Body Parts vs. Time Plot:

The third preview is a plot of the x & y coordinates of each body part over time. This plot can help identify how the position of body parts changes over time.

*Example coordinate plot preview of a pose estimates H5 file.*

Body Parts Trajectory:

The fourth preview is a plot of the x & y coordinates of each body part plotted spatially in the FOV (field of view). This plot can help identify where the location of body parts in the FOV throughout the duration of the input movies.

*Example trajectory preview of a pose estimates H5 file.*

Experiment Annotations File¶

The pose estimates in IDEAS experiment annotations format. This can be either a .csv or .parquet file depending on the Experiment Annotations Format parameter. The following table shows an example of this output.

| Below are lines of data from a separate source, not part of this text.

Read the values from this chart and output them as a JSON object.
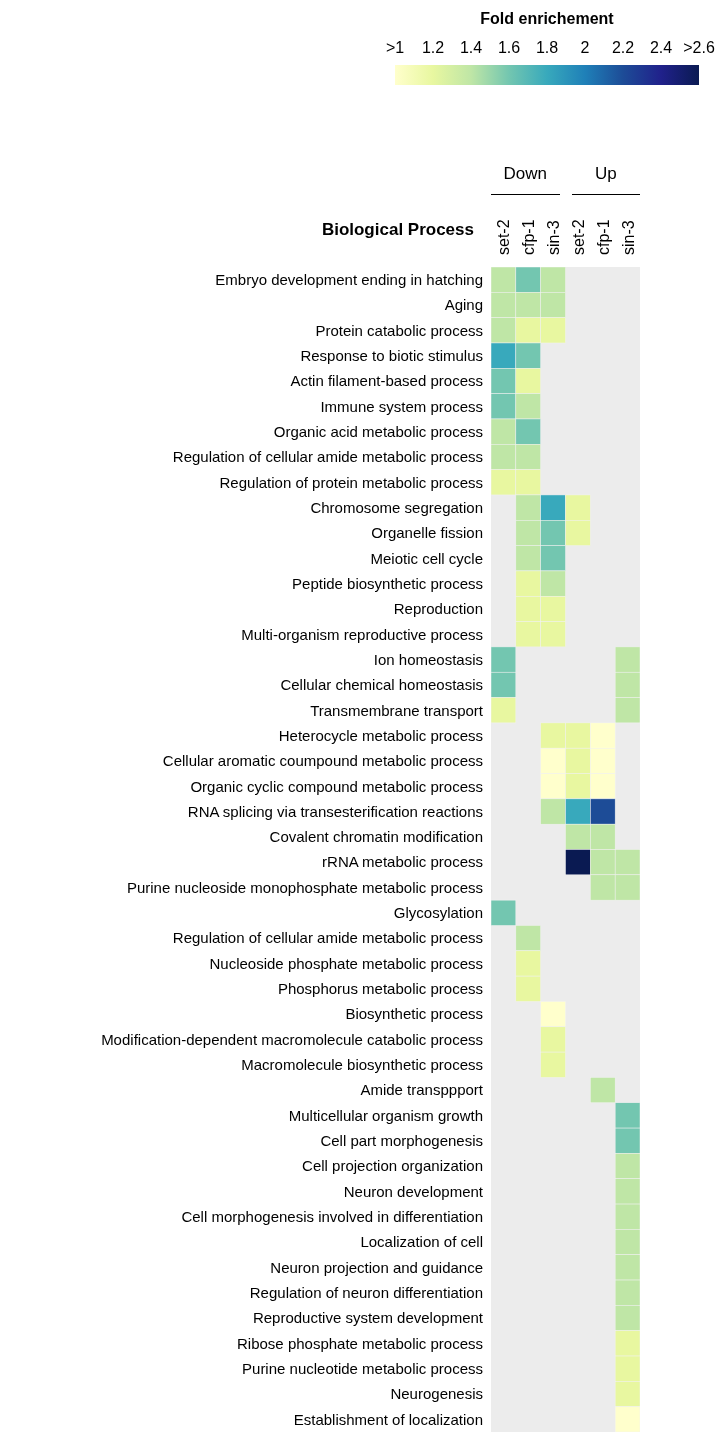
{
  "chart_data": {
    "type": "heatmap",
    "clabel": "Fold enrichement",
    "ylabel": "Biological Process",
    "annotations": [
      "Down",
      "Up"
    ],
    "categories": [
      "set-2",
      "cfp-1",
      "sin-3",
      "set-2",
      "cfp-1",
      "sin-3"
    ],
    "y_categories": [
      "Embryo development ending in hatching",
      "Aging",
      "Protein catabolic process",
      "Response to biotic stimulus",
      "Actin filament-based process",
      "Immune system process",
      "Organic acid metabolic process",
      "Regulation of cellular amide metabolic process",
      "Regulation of protein metabolic process",
      "Chromosome segregation",
      "Organelle fission",
      "Meiotic cell cycle",
      "Peptide biosynthetic process",
      "Reproduction",
      "Multi-organism reproductive process",
      "Ion homeostasis",
      "Cellular chemical homeostasis",
      "Transmembrane transport",
      "Heterocycle metabolic process",
      "Cellular aromatic coumpound metabolic process",
      "Organic cyclic compound metabolic process",
      "RNA splicing via transesterification reactions",
      "Covalent chromatin modification",
      "rRNA metabolic process",
      "Purine nucleoside monophosphate metabolic process",
      "Glycosylation",
      "Regulation of cellular amide metabolic process",
      "Nucleoside phosphate metabolic process",
      "Phosphorus metabolic process",
      "Biosynthetic process",
      "Modification-dependent macromolecule catabolic process",
      "Macromolecule biosynthetic process",
      "Amide transppport",
      "Multicellular organism growth",
      "Cell part morphogenesis",
      "Cell projection organization",
      "Neuron development",
      "Cell morphogenesis involved in differentiation",
      "Localization of cell",
      "Neuron projection and guidance",
      "Regulation of neuron differentiation",
      "Reproductive system development",
      "Ribose phosphate metabolic process",
      "Purine nucleotide metabolic process",
      "Neurogenesis",
      "Establishment of localization"
    ],
    "cells": [
      [
        1.4,
        1.6,
        1.4,
        null,
        null,
        null
      ],
      [
        1.4,
        1.4,
        1.4,
        null,
        null,
        null
      ],
      [
        1.4,
        1.2,
        1.2,
        null,
        null,
        null
      ],
      [
        1.8,
        1.6,
        null,
        null,
        null,
        null
      ],
      [
        1.6,
        1.2,
        null,
        null,
        null,
        null
      ],
      [
        1.6,
        1.4,
        null,
        null,
        null,
        null
      ],
      [
        1.4,
        1.6,
        null,
        null,
        null,
        null
      ],
      [
        1.4,
        1.4,
        null,
        null,
        null,
        null
      ],
      [
        1.2,
        1.2,
        null,
        null,
        null,
        null
      ],
      [
        null,
        1.4,
        1.8,
        1.2,
        null,
        null
      ],
      [
        null,
        1.4,
        1.6,
        1.2,
        null,
        null
      ],
      [
        null,
        1.4,
        1.6,
        null,
        null,
        null
      ],
      [
        null,
        1.2,
        1.4,
        null,
        null,
        null
      ],
      [
        null,
        1.2,
        1.2,
        null,
        null,
        null
      ],
      [
        null,
        1.2,
        1.2,
        null,
        null,
        null
      ],
      [
        1.6,
        null,
        null,
        null,
        null,
        1.4
      ],
      [
        1.6,
        null,
        null,
        null,
        null,
        1.4
      ],
      [
        1.2,
        null,
        null,
        null,
        null,
        1.4
      ],
      [
        null,
        null,
        1.2,
        1.2,
        1,
        null
      ],
      [
        null,
        null,
        1,
        1.2,
        1,
        null
      ],
      [
        null,
        null,
        1,
        1.2,
        1,
        null
      ],
      [
        null,
        null,
        1.4,
        1.8,
        2.2,
        null
      ],
      [
        null,
        null,
        null,
        1.4,
        1.4,
        null
      ],
      [
        null,
        null,
        null,
        2.6,
        1.4,
        1.4
      ],
      [
        null,
        null,
        null,
        null,
        1.4,
        1.4
      ],
      [
        1.6,
        null,
        null,
        null,
        null,
        null
      ],
      [
        null,
        1.4,
        null,
        null,
        null,
        null
      ],
      [
        null,
        1.2,
        null,
        null,
        null,
        null
      ],
      [
        null,
        1.2,
        null,
        null,
        null,
        null
      ],
      [
        null,
        null,
        1,
        null,
        null,
        null
      ],
      [
        null,
        null,
        1.2,
        null,
        null,
        null
      ],
      [
        null,
        null,
        1.2,
        null,
        null,
        null
      ],
      [
        null,
        null,
        null,
        null,
        1.4,
        null
      ],
      [
        null,
        null,
        null,
        null,
        null,
        1.6
      ],
      [
        null,
        null,
        null,
        null,
        null,
        1.6
      ],
      [
        null,
        null,
        null,
        null,
        null,
        1.4
      ],
      [
        null,
        null,
        null,
        null,
        null,
        1.4
      ],
      [
        null,
        null,
        null,
        null,
        null,
        1.4
      ],
      [
        null,
        null,
        null,
        null,
        null,
        1.4
      ],
      [
        null,
        null,
        null,
        null,
        null,
        1.4
      ],
      [
        null,
        null,
        null,
        null,
        null,
        1.4
      ],
      [
        null,
        null,
        null,
        null,
        null,
        1.4
      ],
      [
        null,
        null,
        null,
        null,
        null,
        1.2
      ],
      [
        null,
        null,
        null,
        null,
        null,
        1.2
      ],
      [
        null,
        null,
        null,
        null,
        null,
        1.2
      ],
      [
        null,
        null,
        null,
        null,
        null,
        1
      ]
    ],
    "clim": [
      1,
      2.6
    ],
    "cticks": [
      {
        "value": 1,
        "label": ">1"
      },
      1.2,
      1.4,
      1.6,
      1.8,
      2,
      2.2,
      2.4,
      {
        "value": 2.6,
        "label": ">2.6"
      }
    ],
    "colors": [
      "#ffffcc",
      "#e8f7a0",
      "#bfe6a6",
      "#73c6b0",
      "#38a9bc",
      "#1f80b8",
      "#1d4c97",
      "#20218b",
      "#0a1a52"
    ]
  }
}
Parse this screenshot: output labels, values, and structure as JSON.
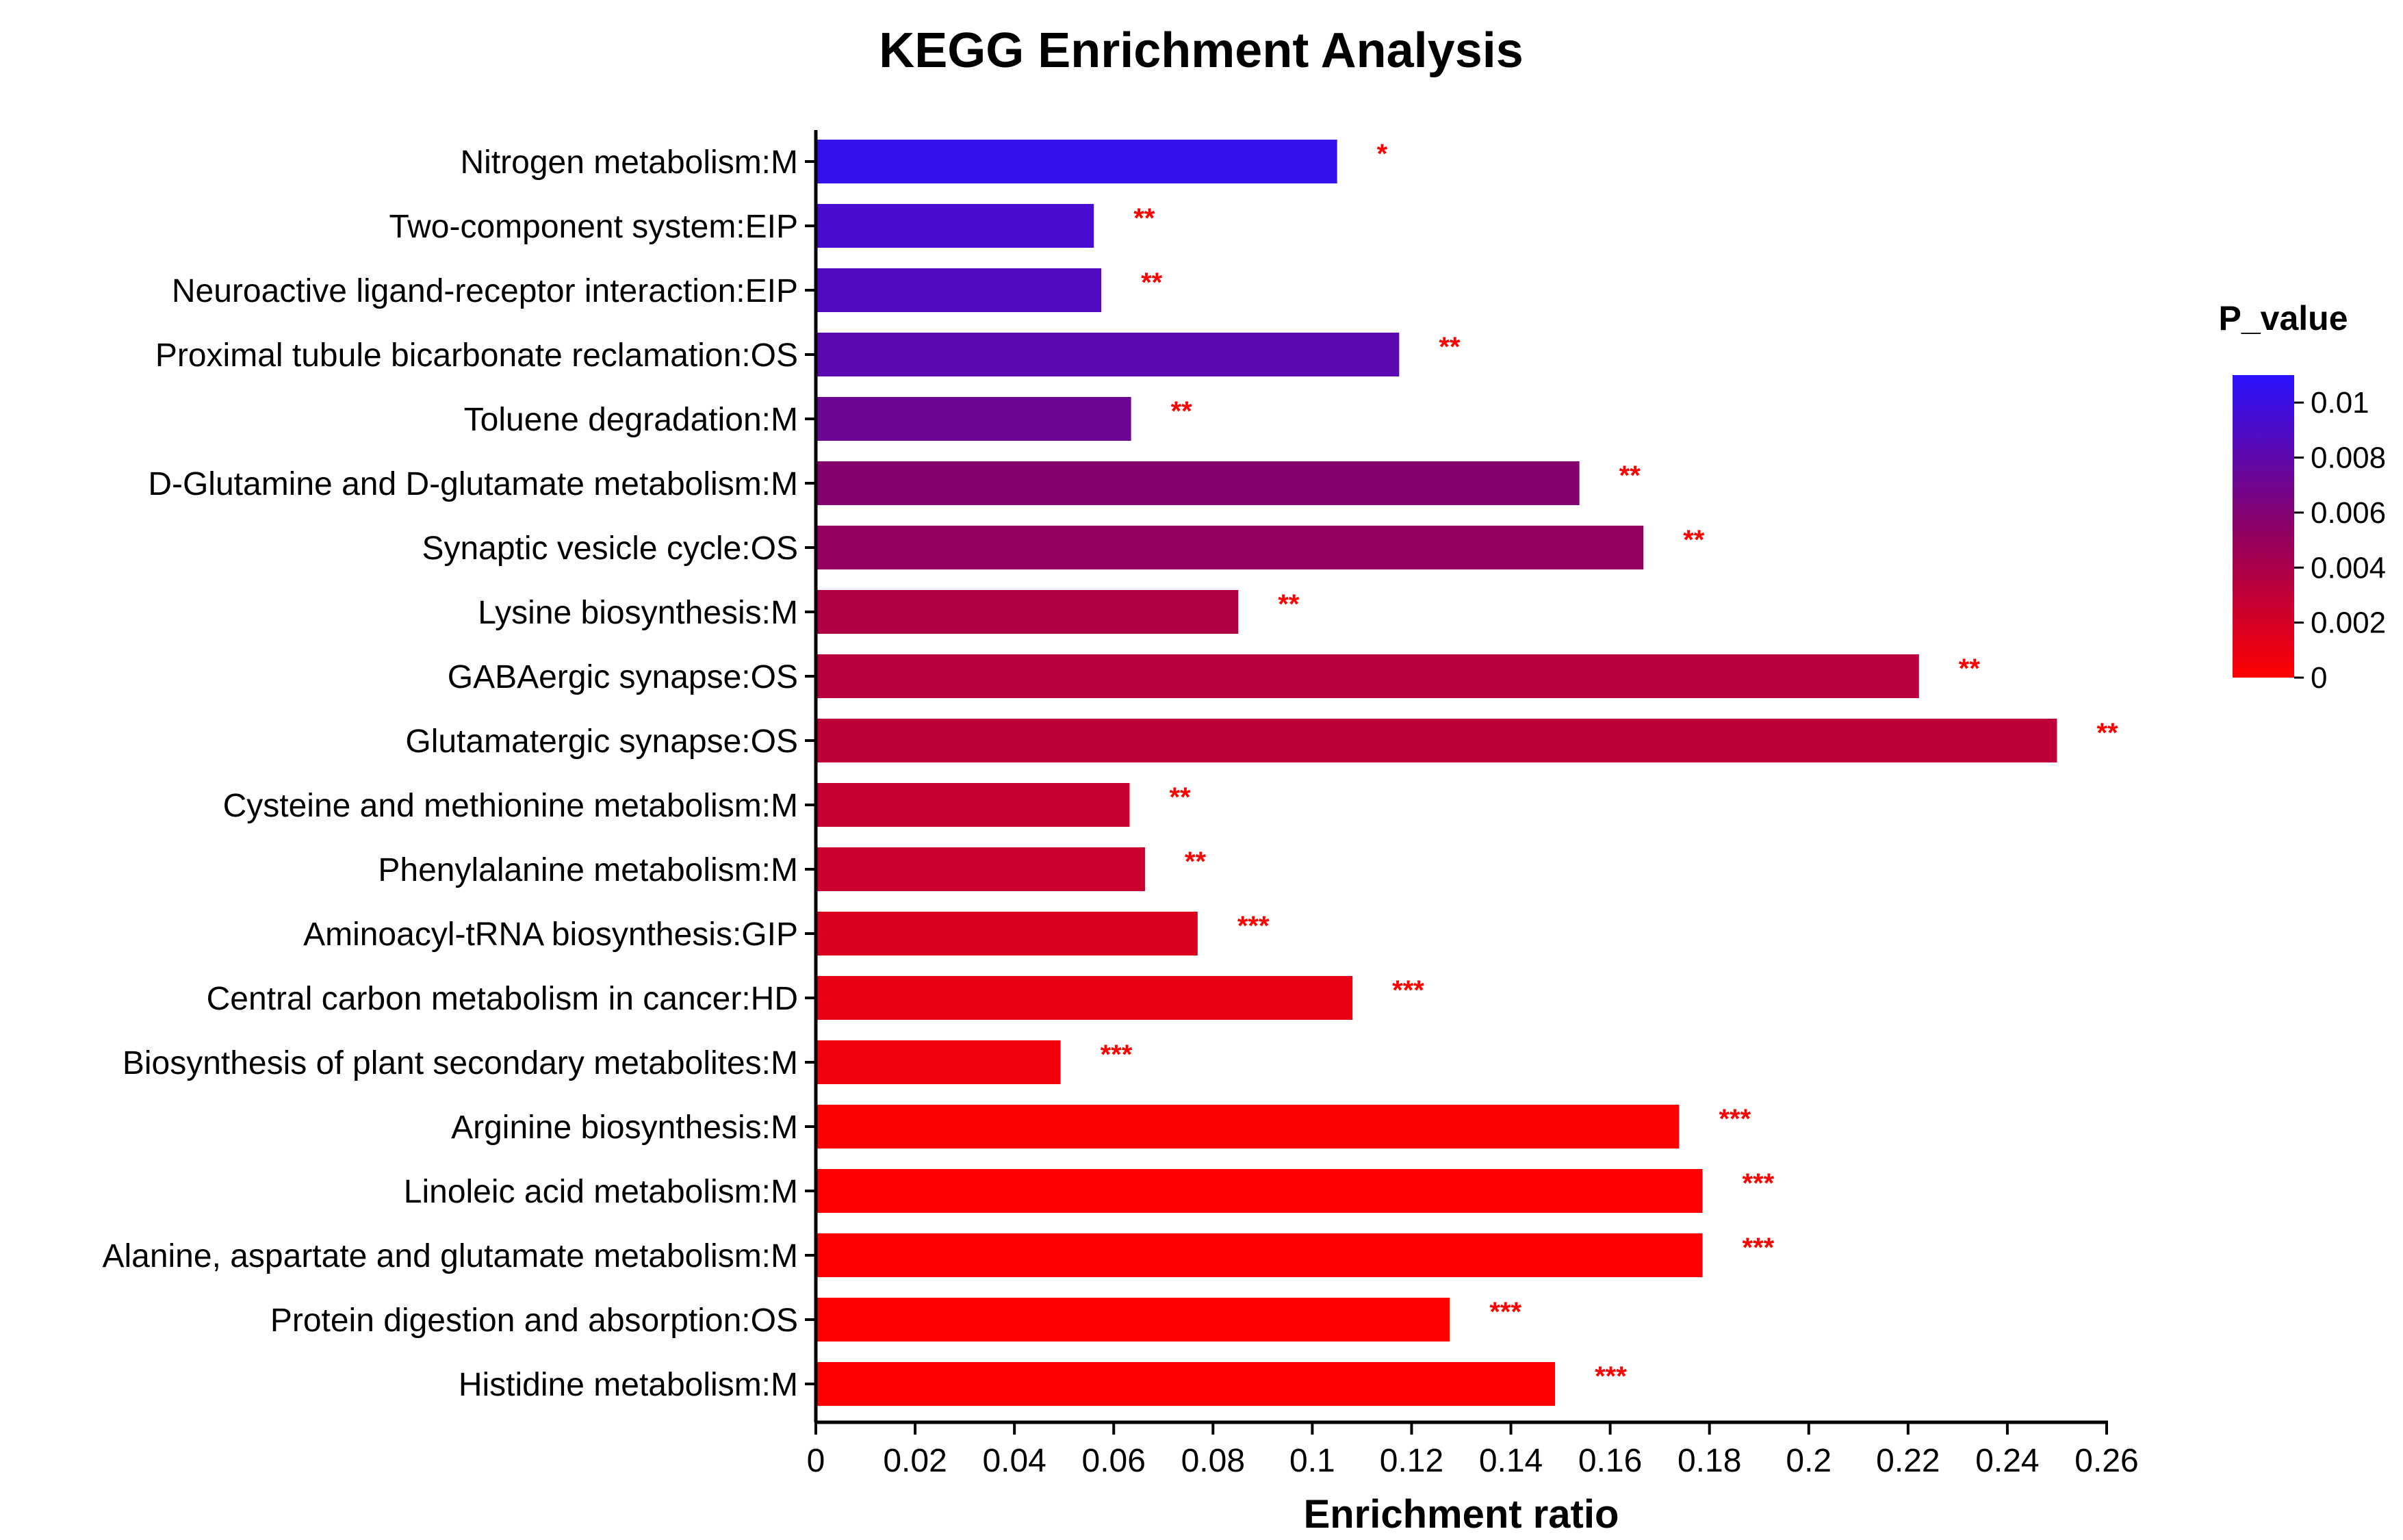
{
  "chart_data": {
    "type": "bar",
    "orientation": "horizontal",
    "title": "KEGG Enrichment Analysis",
    "xlabel": "Enrichment ratio",
    "xlim": [
      0,
      0.26
    ],
    "xticks": [
      "0",
      "0.02",
      "0.04",
      "0.06",
      "0.08",
      "0.1",
      "0.12",
      "0.14",
      "0.16",
      "0.18",
      "0.2",
      "0.22",
      "0.24",
      "0.26"
    ],
    "categories": [
      "Nitrogen metabolism:M",
      "Two-component system:EIP",
      "Neuroactive ligand-receptor interaction:EIP",
      "Proximal tubule bicarbonate reclamation:OS",
      "Toluene degradation:M",
      "D-Glutamine and D-glutamate metabolism:M",
      "Synaptic vesicle cycle:OS",
      "Lysine biosynthesis:M",
      "GABAergic synapse:OS",
      "Glutamatergic synapse:OS",
      "Cysteine and methionine metabolism:M",
      "Phenylalanine metabolism:M",
      "Aminoacyl-tRNA biosynthesis:GIP",
      "Central carbon metabolism in cancer:HD",
      "Biosynthesis of plant secondary metabolites:M",
      "Arginine biosynthesis:M",
      "Linoleic acid metabolism:M",
      "Alanine, aspartate and glutamate metabolism:M",
      "Protein digestion and absorption:OS",
      "Histidine metabolism:M"
    ],
    "values": [
      0.105,
      0.056,
      0.0575,
      0.1175,
      0.0635,
      0.1538,
      0.1667,
      0.0851,
      0.2222,
      0.25,
      0.0632,
      0.0663,
      0.0769,
      0.1081,
      0.0493,
      0.1739,
      0.1786,
      0.1786,
      0.1277,
      0.1489
    ],
    "p_values": [
      0.0104,
      0.0093,
      0.0087,
      0.0082,
      0.0072,
      0.0058,
      0.0052,
      0.0038,
      0.0033,
      0.0031,
      0.0027,
      0.0025,
      0.0017,
      0.0011,
      0.0006,
      0.0001,
      5e-05,
      4e-05,
      2e-05,
      1e-05
    ],
    "significance": [
      "*",
      "**",
      "**",
      "**",
      "**",
      "**",
      "**",
      "**",
      "**",
      "**",
      "**",
      "**",
      "***",
      "***",
      "***",
      "***",
      "***",
      "***",
      "***",
      "***"
    ],
    "legend": {
      "title": "P_value",
      "position": "right",
      "range": [
        0,
        0.011
      ],
      "ticks": [
        "0.01",
        "0.008",
        "0.006",
        "0.004",
        "0.002",
        "0"
      ],
      "tick_values": [
        0.01,
        0.008,
        0.006,
        0.004,
        0.002,
        0
      ],
      "colors": {
        "low": "#ff0000",
        "mid": "#8b0066",
        "high": "#2a13ff"
      }
    }
  }
}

Frame number	Movie number	Local frame number	Time since start (s)	Hardware counter (us)	nose x	nose y	nose likelihood	...	head_midpoint x	head_midpoint y	head_midpoint likelihood
0	0	0	0.0	90310284262	71.08261108398438	84.39350891113281	0.9999998807907104	...	71.38306427001953	98.51067352294922	0.9999996423721313
1	0	1	0.033333	90310352280	71.3542709350586	84.39350891113281	0.9999998807907104	...	71.38306427001953	98.51067352294922	1.0
2	0	2	0.066666	90310420240	71.6526107788086	84.39350891113281	0.9999998807907104	...	71.40615844726562	98.51067352294922	1.0
3	0	3	0.099999	90310484246	71.6526107788086	78.79830932617188	0.9999998807907104	...	71.38306427001953	94.52143859863281	1.0
4	0	4	0.133332	90310552256	71.3542709350586	77.9829330444336	0.9999995231628418	...	70.91700744628906	91.23883056640625	1.0
...	...	...	...	...	...	...	...	...	...	...	...

For every body part estimated by the model, there are three columns that are output: x, y, and likelihood. In addition, the following columns are included:

Frame number: The frame number in the input movie. If there are multiple input movies, this column will refer to the global frame number across the frames in all the input movies.
Movie number: The movie number that the frame is from, within the multiple input movies.
Local frame number: The frame number within the individual movie that the frame is from.
Time since start (s): Timestamp in seconds for every frame of the input movie, relative to the start of the movie.
Hardware counter (us): Only included for .isxb input movies. This column contains the hardware counter timestamps in microseconds for every frame of the input movie. These are the hardware counter values generated by the nVision system which can be compared to corresponding hardware counter values in .isxd, .gpio, and .imufiles from the same synchronized recording. These timestamps will be used downstream in the Map Annotations to ISXD Data tool in order map frames from annotations to isxd data, so the two datasets can be compared for analysis.

Multiple input movies

If there are multiple input movies, there will still only be one experiment annotations file, which concatenates the pose estimates across all input movies into a single result.

Labeled MP4 File (for visualization)¶

A .mp4 file containing the model predictions annotated on every frame of the input movie. The following figure shows an example of this output.

*Example frame of a labeled movie output.*

Multiple input movies

If there are multiple input movies, a labeled movie .mp4 file is created for each movie.

Next Steps¶

Here are some examples of subsequent analyses that can be executed using the outputs of this tool:

Average DeepLabCut Keypoints: Average the keypoint estimates in each frame of the tool output, and use this to represent the mouse center of mass (COM).
Compute Locomotion Metrics: Compute instantaneous speed and label states of rest and movement from averaged keypoints.
Compare Neural Activity Across States: Compute population activity during states of rest and movement from locomotion metrics.
Compare Neural Circuit Correlations Across States: Compute correlations of cell activity during states of rest and movement from locomotion metrics.
Combine and Compare Population Activity Data: Combine and compare population activity from multiple recordings and compare across states of rest and movement.
Combine and Compare Correlation Data: Combine and compare correlations data from multiple recordings and compare across states of rest and movement.